Обычно они ходили вместе по ночам, и Мехти видел, как мерцают в темноте большие черные глаза Анжелики. В руках у девушки был пистолет, и если бы Мехти и Анжелику задержали — она стала бы отстреливаться вместе с ним. Это был хороший, верный, смелый товарищ!

Позднее в бригаду пришел Вася. Веселый, общительный, Вася быстро завоевал симпатии партизан и в особенности Мехти. Они подружились — да так, что и часу не могли быть в разлуке. Их связывали общие воспоминания, они мечтали о возвращении домой, строили планы на будущее.

Часто появляться в Триесте с Анжеликой, красота которой делала ее слишком заметной, становилось опасным. А Вася, надев немецкий мундир, делался совершенно неузнаваемым! Мехти взял себе в напарники Васю, а Анжелике пришлось ограничиться ролью связного — не менее опасной и ответственной.

От Мехти не укрылось, что Вася, с присущей ему непосредственностью, ухаживает за Анжеликой. Вася часто обнимал ее за плечи, что-то шептал ей на ухо, а она жмурила глаза: ей, видно, щекотно было от близости его губ.
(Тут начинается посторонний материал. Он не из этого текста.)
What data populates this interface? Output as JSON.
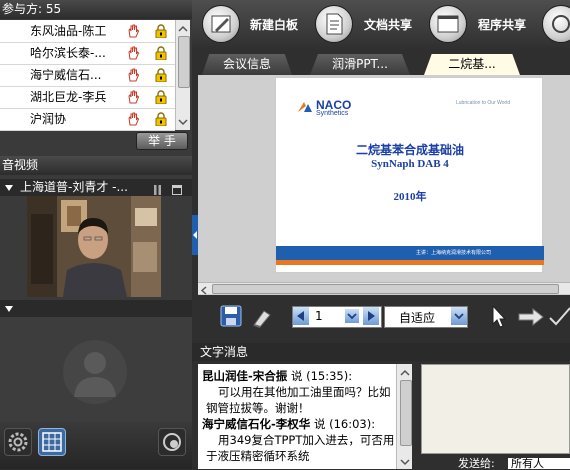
{
  "participants": {
    "title": "参与方: 55",
    "rows": [
      {
        "name": "东风油品-陈工"
      },
      {
        "name": "哈尔滨长泰-..."
      },
      {
        "name": "海宁威信石..."
      },
      {
        "name": "湖北巨龙-李兵"
      },
      {
        "name": "沪润协"
      }
    ],
    "raise_hand_label": "举 手"
  },
  "av": {
    "title": "音视频",
    "speaker": "上海道普-刘青才 -..."
  },
  "toolbar": {
    "whiteboard_label": "新建白板",
    "docshare_label": "文档共享",
    "appshare_label": "程序共享"
  },
  "tabs": [
    {
      "label": "会议信息"
    },
    {
      "label": "润滑PPT..."
    },
    {
      "label": "二烷基..."
    }
  ],
  "slide": {
    "logo_top": "NACO",
    "logo_bottom": "Synthetics",
    "tagline": "Lubrication to Our World",
    "title": "二烷基苯合成基础油",
    "subtitle": "SynNaph DAB 4",
    "year": "2010年",
    "footer": "主讲：上海纳克润滑技术有限公司"
  },
  "nav": {
    "page_value": "1",
    "zoom_value": "自适应"
  },
  "chat": {
    "section_title": "文字消息",
    "messages": [
      {
        "sender": "昆山润佳-宋合振",
        "says": "说",
        "time": "(15:35):",
        "text": "可以用在其他加工油里面吗？比如钢管拉拔等。谢谢！"
      },
      {
        "sender": "海宁威信石化-李权华",
        "says": "说",
        "time": "(16:03):",
        "text": "用349复合TPPT加入进去，可否用于液压精密循环系统"
      }
    ],
    "send_to_label": "发送给:",
    "send_to_value": "所有人"
  },
  "colors": {
    "accent_blue": "#1f5fb0",
    "slide_title_blue": "#1a3fa6",
    "slide_bar_orange": "#e87722",
    "hand_red": "#c83c2a",
    "lock_yellow": "#f2c200"
  }
}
Дружили они как-то красиво и нежно и в то же время забавно, немного по-школьнически. Трогательной была их забота друг о друге, их детская доверчивость…

Анжелика и Вася часами просиживали на опушке леса, оживленно о чем-то болтая… Иногда Мехти казалось, что Анжелика смотрит на него чуть растерянно, словно спрашивает: «А можно ли так? А правильно ли я делаю?» Мехти только улыбался; он откровенно любовался их счастьем.
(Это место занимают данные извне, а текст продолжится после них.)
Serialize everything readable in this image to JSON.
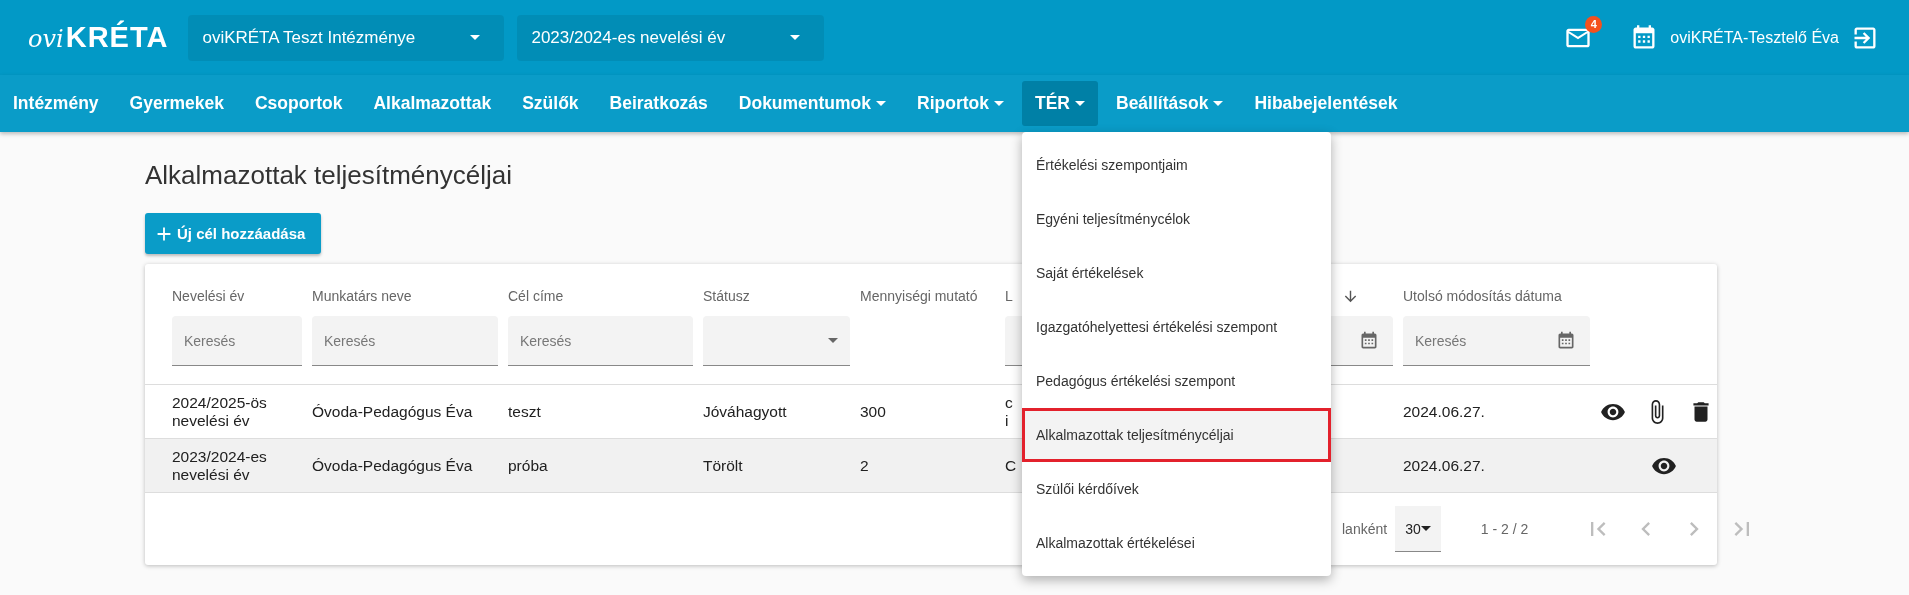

Мехти отогнал от себя воспоминания и попытался уснуть. Но сон не приходил. Мехти лежал с открытыми глазами. Рана на спине ныла, и он боялся пошевельнуться. Скорей бы наступало утро! По утрам он чувствовал себя лучше.

К Мехти подошел Сергей Николаевич.

— Ну как, Мехти? — тихо и участливо спросил он.

— Все в порядке, Сергей Николаевич. Могу уже совершать небольшие прогулки…

Сергей Николаевич протянул руку к его голове, растрепал ему волосы:

— Как же это ты умудрился подставить свою спину под нож?

— Да черт его знает… В чем-то мы, видно, проявили неосторожность: он все понял. Только вот в чем?

— Ну, ладно, ладно, не растравляй себя. Пусть это всем нам послужит хорошим уроком… Спокойной ночи, Мехти.

— Спокойной ночи, Сергей Николаевич. Желаю вам увидеть во сне вашу Таню с Петром…

— Спасибо, — полковник улыбнулся. — Ну, спи, Мехти.

Полковник ушел, а Мехти все не мог уснуть. Он решил слезть с повозки и попробовать — может ли он ходить. Сейчас, к счастью, темно, все спят, и никто не увидит, как он будет корчиться от боли.